After a grocery stop at Helston we arrived at Silversands in glorious evening sunshine and met with our Botanical Wizard Carter who had travelled up independently and we shared dinner and much botanical conversation and a tad of idle banter (and, later, cocoa and brandy for Dr M and the Wizard)!

The group then retired to their respective caravans and and Hermione set about typing up the eXtreme botanical list while others busied themselves with a myriad other botanical activities, no doubt involving Poaceae over which certain members of the group are highly enthused (or at least they will be by the end of the trip if Dr M has anything to do with it!).

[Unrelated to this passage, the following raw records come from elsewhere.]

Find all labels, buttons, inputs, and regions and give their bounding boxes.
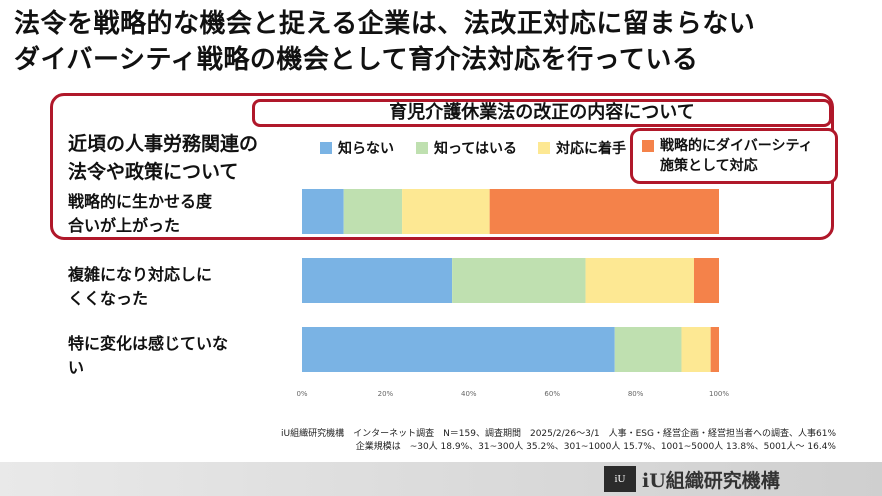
- legend-swatch-started: [538, 142, 550, 154]
- x-axis-ticks: 0% 20% 40% 60% 80% 100%: [296, 390, 729, 398]
- bar-segment-2-2: [681, 327, 711, 372]
- legend-swatch-known: [416, 142, 428, 154]
- category-label-0-line-1: 戦略的に生かせる度: [68, 192, 213, 211]
- x-tick-label-1: 20%: [378, 390, 394, 398]
- bar-segment-0-0: [302, 189, 344, 234]
- bar-segment-1-2: [585, 258, 694, 303]
- legend-label-started: 対応に着手: [556, 141, 626, 157]
- x-tick-label-0: 0%: [296, 390, 307, 398]
- category-label-more-complex: 複雑になり対応しに くくなった: [68, 263, 288, 311]
- bar-segment-1-3: [693, 258, 719, 303]
- x-tick-label-4: 80%: [628, 390, 644, 398]
- survey-question-line-2: 法令や政策について: [68, 161, 239, 183]
- bar-segment-2-3: [710, 327, 719, 372]
- survey-question-line-1: 近頃の人事労務関連の: [68, 133, 259, 155]
- category-label-strategic-opportunity: 戦略的に生かせる度 合いが上がった: [68, 190, 288, 238]
- brand-name: iU組織研究機構: [642, 469, 780, 492]
- brand: iU iU組織研究機構: [604, 466, 780, 492]
- highlight-box-legend: [630, 128, 838, 184]
- brand-logo: iU: [604, 466, 636, 492]
- bar-segment-1-0: [302, 258, 453, 303]
- legend-swatch-strategic: [642, 140, 654, 152]
- category-label-0-line-2: 合いが上がった: [68, 216, 181, 235]
- category-label-1-line-2: くくなった: [68, 289, 149, 308]
- headline: 法令を戦略的な機会と捉える企業は、法改正対応に留まらない ダイバーシティ戦略の機…: [14, 6, 874, 78]
- footer-band: [0, 462, 882, 496]
- x-tick-label-2: 40%: [461, 390, 477, 398]
- x-tick-label-3: 60%: [544, 390, 560, 398]
- legend-label-strategic-line-2: 施策として対応: [660, 158, 758, 174]
- legend-item-known: 知ってはいる: [416, 138, 517, 158]
- bar-segment-0-3: [489, 189, 719, 234]
- category-label-2-line-1: 特に変化は感じていな: [68, 334, 229, 353]
- legend-item-started: 対応に着手: [538, 138, 626, 158]
- bar-segment-0-2: [402, 189, 490, 234]
- bar-segment-1-1: [452, 258, 586, 303]
- headline-line-1: 法令を戦略的な機会と捉える企業は、法改正対応に留まらない: [14, 9, 756, 39]
- survey-question: 近頃の人事労務関連の 法令や政策について: [68, 130, 288, 186]
- legend-label-unknown: 知らない: [338, 141, 394, 157]
- footnote-survey: iU組織研究機構 インターネット調査 N＝159、調査期間 2025/2/26～…: [280, 429, 836, 439]
- bar-segment-0-1: [343, 189, 403, 234]
- footnote-company-size: 企業規模は ~30人 18.9%、31~300人 35.2%、301~1000人…: [355, 442, 836, 452]
- category-label-no-change: 特に変化は感じていな い: [68, 332, 288, 380]
- legend-label-strategic-line-1: 戦略的にダイバーシティ: [660, 138, 813, 154]
- legend-swatch-unknown: [320, 142, 332, 154]
- bar-segment-2-0: [302, 327, 615, 372]
- x-tick-label-5: 100%: [709, 390, 729, 398]
- legend-item-unknown: 知らない: [320, 138, 394, 158]
- category-label-2-line-2: い: [68, 358, 85, 377]
- legend-label-known: 知ってはいる: [434, 141, 518, 157]
- bar-group: [302, 189, 719, 372]
- bar-segment-2-1: [614, 327, 682, 372]
- category-label-1-line-1: 複雑になり対応しに: [68, 265, 213, 284]
- chart-subtitle: 育児介護休業法の改正の内容について: [252, 99, 832, 127]
- headline-line-2: ダイバーシティ戦略の機会として育介法対応を行っている: [14, 45, 699, 75]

The final member of the party, Edwina Higginbotham, arrived very much later by taxi, after a “mental journey” in the dark from the train station.  Having travelled back from a workshop in Brazil today, the jetlag tomorrow should be interesting to say the least!

As Dr M prepares this first #DrMLizardDiary post, the cloudless, starry night sky has cooled the temperature and botanical brains are resting.

Tomorrow is our first full day of botanising, the weather forecast look set fair and Lizard Head will be our destination, this should certainly heat up botanical brains somewhat!

Sweet botanical dreams from Dr M, see you tomorrow.